Là les objets se retrouvent. Là ils restent en attente et on dirait
qu'ils se parlent, accumulent de l'énergie pour les nouvelles aventures
où va les lancer l'artiste une fois encore aux quatre coins du monde.
Sarkis parle de ses objets comme un metteur en scène de ses comédiens
et nous raconte ce qu'ils font, ce qui leur arrive, comment ils réagissent.
En perpétuelle mutation, ils se transforment, évoluent, s'adaptent
aux situations. Les objets qu'il donne à voir et qu'il installe dans
l'espace des musées, des galeries, sont en fait comme des éléments
d'un canevas théâtral ou musical qu'il réinterprète
à chaque exposition.
L'imagination créatrice
Cette notion d'interprétation est au coeur de la réflexion de
Sarkis depuis la disparition de Broodthaers, de Beuys et de Filliou. Comment
une oeuvre
qui s'élabore et se défait sans cesse, qui se modifie selon l'heure
et le lieu, comment un pareil travail d'installation qui a presque autant à
voir avec le spectacle qu'avec le monde de l'art peut-il survivre à la
disparition de l'artiste? Que deviennent les trouvailles de Beuys, les poétiques
incongruités de Broodthaers ou de Filliou entre les mains de conservateurs
tétanisés par le respect?
Sarkis oppose à ce regard consciencieux l'imagination créatrice.

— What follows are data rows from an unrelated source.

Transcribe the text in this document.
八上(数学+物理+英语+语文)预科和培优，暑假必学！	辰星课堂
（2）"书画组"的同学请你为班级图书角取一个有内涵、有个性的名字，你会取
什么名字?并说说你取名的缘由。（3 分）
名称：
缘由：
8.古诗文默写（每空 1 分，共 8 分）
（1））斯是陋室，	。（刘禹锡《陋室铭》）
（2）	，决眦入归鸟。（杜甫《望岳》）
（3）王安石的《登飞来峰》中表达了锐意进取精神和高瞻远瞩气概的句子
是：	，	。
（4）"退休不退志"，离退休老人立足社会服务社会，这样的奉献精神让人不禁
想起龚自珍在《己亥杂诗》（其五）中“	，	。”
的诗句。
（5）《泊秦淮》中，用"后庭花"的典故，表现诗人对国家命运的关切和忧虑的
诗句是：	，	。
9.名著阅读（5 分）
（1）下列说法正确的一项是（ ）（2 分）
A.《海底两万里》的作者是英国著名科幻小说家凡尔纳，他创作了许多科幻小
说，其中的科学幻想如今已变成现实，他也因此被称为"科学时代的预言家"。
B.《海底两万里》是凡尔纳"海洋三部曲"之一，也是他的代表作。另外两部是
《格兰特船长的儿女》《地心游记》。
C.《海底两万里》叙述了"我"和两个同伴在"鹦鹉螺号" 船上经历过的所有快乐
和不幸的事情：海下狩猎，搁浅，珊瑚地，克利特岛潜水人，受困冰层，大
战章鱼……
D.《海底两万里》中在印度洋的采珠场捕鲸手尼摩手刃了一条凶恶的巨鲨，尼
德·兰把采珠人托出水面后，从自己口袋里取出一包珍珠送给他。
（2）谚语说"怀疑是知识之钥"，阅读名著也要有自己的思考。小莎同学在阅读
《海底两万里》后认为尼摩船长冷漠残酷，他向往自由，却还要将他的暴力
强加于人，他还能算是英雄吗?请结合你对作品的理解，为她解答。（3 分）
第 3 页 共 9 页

L'oeuvre est comme une partition qui n'existe que lorsque le musicien, le chef
d'orchestre la recréent.
Pourquoi les interprétations de ces oeuvres d'art là ne serait-elle
pas assumée par des artistes? Suzanne Pagé n'a-t-elle pas demandé
à Remy Zaugg de mettre en scène Giacometti? Sarkis, lui-même,
n'avait-il pas, avant cela, donné l'exemple à Bruxelles avec les
oeuvres de Constantin Meunier et aujourd'hui à Grenoble.
Tout ce qu'on nous montre ici nous l'avons déjà vu à Strasbourg,
à Venise, à la galerie Sonnabend, à l'ARC ou ailleurs,
mais autrement.
Magie de la mise en scène, somptueuse ici, où Sarkis nous donne
une magistrale leçon d'interprétation - sur scène - de
sa propre oeuvre. Ici la virtuosité transcendentale ouvre au grand art.
Et à l'émotion.
Michel NURIDSANY.
Le Magasin : 155, cours Berriat. Grenoble. 76.21.95.84. Jusqu 'au 23 février.